Esme unhooked the power sander and he stalked over.
“I’ll just call them back.”
“No, you won’t. You gave me the magazines to torture me. To see if I’d actually change my home to your liking. I won’t.” Tears hovered in her eyes and Santiago shoved his hands into his pockets to keep from reaching for her.
Dios, this wasn’t what he expected. His heart clenched at the pain on her face. Her feelings weren’t part of his plans.
She pushed past him. “I won’t turn this place into another paint-by-numbers resort. I’ll update it my way. That means original flooring, not whatever the color of the moment is according to magazine editors. I’ll update the art but it will be local and—”
“Esmerelda, I wanted your opinion—”
“No. You wanted me to prove that I’d do anything to win, that I could be as ruthless as you.” She turned to him, hurt flashing in her eyes. “You want to take the good parts of this place and make them ugly and I have no idea why. You escape at every chance, you spend more time in the water than in the office. You obviously don’t want to be here and in six months you won’t be. But this is my home. I have to live with it, so the reno is my vision, not yours.”
“That doesn’t mean you have to sand the floors and paint the walls yourself. Let the workmen do their jobs.”
She sniffed but the tears threatening her lashes didn’t fall. “It means exactly that, Saint. Now, I have work to do. If you’d like to help, grab a paintbrush, otherwise go back to your precious surfboard and brood.”
She picked up a roller, dipped it in a carton of ugly grey paint and started rolling over the rustic walls. Stripes of grey obliterated the red. Without understanding why, Santiago picked up another roller and started on the opposite wall. Dip, roll, make the red disappear. Dip, roll, repeat.
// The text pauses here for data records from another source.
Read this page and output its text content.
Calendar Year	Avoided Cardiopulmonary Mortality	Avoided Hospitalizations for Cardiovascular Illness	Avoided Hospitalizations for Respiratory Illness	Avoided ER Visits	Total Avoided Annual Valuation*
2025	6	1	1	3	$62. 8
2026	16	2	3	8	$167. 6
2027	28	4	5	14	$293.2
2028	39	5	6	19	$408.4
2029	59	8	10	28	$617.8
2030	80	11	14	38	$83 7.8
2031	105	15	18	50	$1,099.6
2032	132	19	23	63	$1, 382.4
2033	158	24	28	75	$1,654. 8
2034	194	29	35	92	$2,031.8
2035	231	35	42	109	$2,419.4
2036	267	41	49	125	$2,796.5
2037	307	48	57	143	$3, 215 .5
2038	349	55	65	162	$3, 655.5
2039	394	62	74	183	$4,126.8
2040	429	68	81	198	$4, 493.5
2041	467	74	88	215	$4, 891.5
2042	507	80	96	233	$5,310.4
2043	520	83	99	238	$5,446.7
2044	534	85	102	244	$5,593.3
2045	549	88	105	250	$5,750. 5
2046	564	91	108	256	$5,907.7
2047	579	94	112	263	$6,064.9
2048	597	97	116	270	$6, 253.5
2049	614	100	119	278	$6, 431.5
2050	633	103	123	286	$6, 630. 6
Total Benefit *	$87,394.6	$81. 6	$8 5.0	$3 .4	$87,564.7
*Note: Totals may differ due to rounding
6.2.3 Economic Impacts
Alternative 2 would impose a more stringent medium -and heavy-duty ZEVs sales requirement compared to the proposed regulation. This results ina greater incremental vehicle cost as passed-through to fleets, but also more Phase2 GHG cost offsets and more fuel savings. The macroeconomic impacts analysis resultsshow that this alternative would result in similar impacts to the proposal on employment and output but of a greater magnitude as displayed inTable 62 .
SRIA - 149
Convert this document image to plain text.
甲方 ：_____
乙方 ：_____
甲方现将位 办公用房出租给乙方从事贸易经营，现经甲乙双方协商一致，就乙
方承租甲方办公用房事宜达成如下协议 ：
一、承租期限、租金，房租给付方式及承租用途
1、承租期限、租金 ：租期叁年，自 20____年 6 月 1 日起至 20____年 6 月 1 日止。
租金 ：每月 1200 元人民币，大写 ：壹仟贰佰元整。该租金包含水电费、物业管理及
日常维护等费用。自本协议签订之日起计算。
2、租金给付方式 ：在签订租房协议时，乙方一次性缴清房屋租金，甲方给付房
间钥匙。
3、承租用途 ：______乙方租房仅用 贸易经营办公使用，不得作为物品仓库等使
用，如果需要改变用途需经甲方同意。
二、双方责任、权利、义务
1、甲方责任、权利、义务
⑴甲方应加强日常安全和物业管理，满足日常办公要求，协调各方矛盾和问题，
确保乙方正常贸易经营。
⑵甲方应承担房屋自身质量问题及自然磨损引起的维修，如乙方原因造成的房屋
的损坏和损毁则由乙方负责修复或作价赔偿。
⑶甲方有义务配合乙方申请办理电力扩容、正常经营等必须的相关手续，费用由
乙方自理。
He felt her eyes on him again. He’d seen her watching him closely over the last few days. Felt her gaze land on his mouth and then watched as she wrenched it away. He’d teased her, flirted and tempted, and she’d parried. But for just a second before that parry came, her eyes were hollow. No feeling. Just as they’d been empty a few moments ago. A beautiful green shell that told him something else was going on with her. All of this focus on the rehab wasn’t about getting it in shape for Constance’s return. It wasn’t even about taking on more responsibilities or keeping this place away from his family. She hated him because of Napa, but that wasn’t it, either.
“Why haven’t you gone off to some surfing competition yet?” The soft words were loud in the empty room. “I saw the roll you took in Tahiti, but a year is plenty of time to heal. And on the beach just now I know you were thinking about the waves off Africa this time of year.”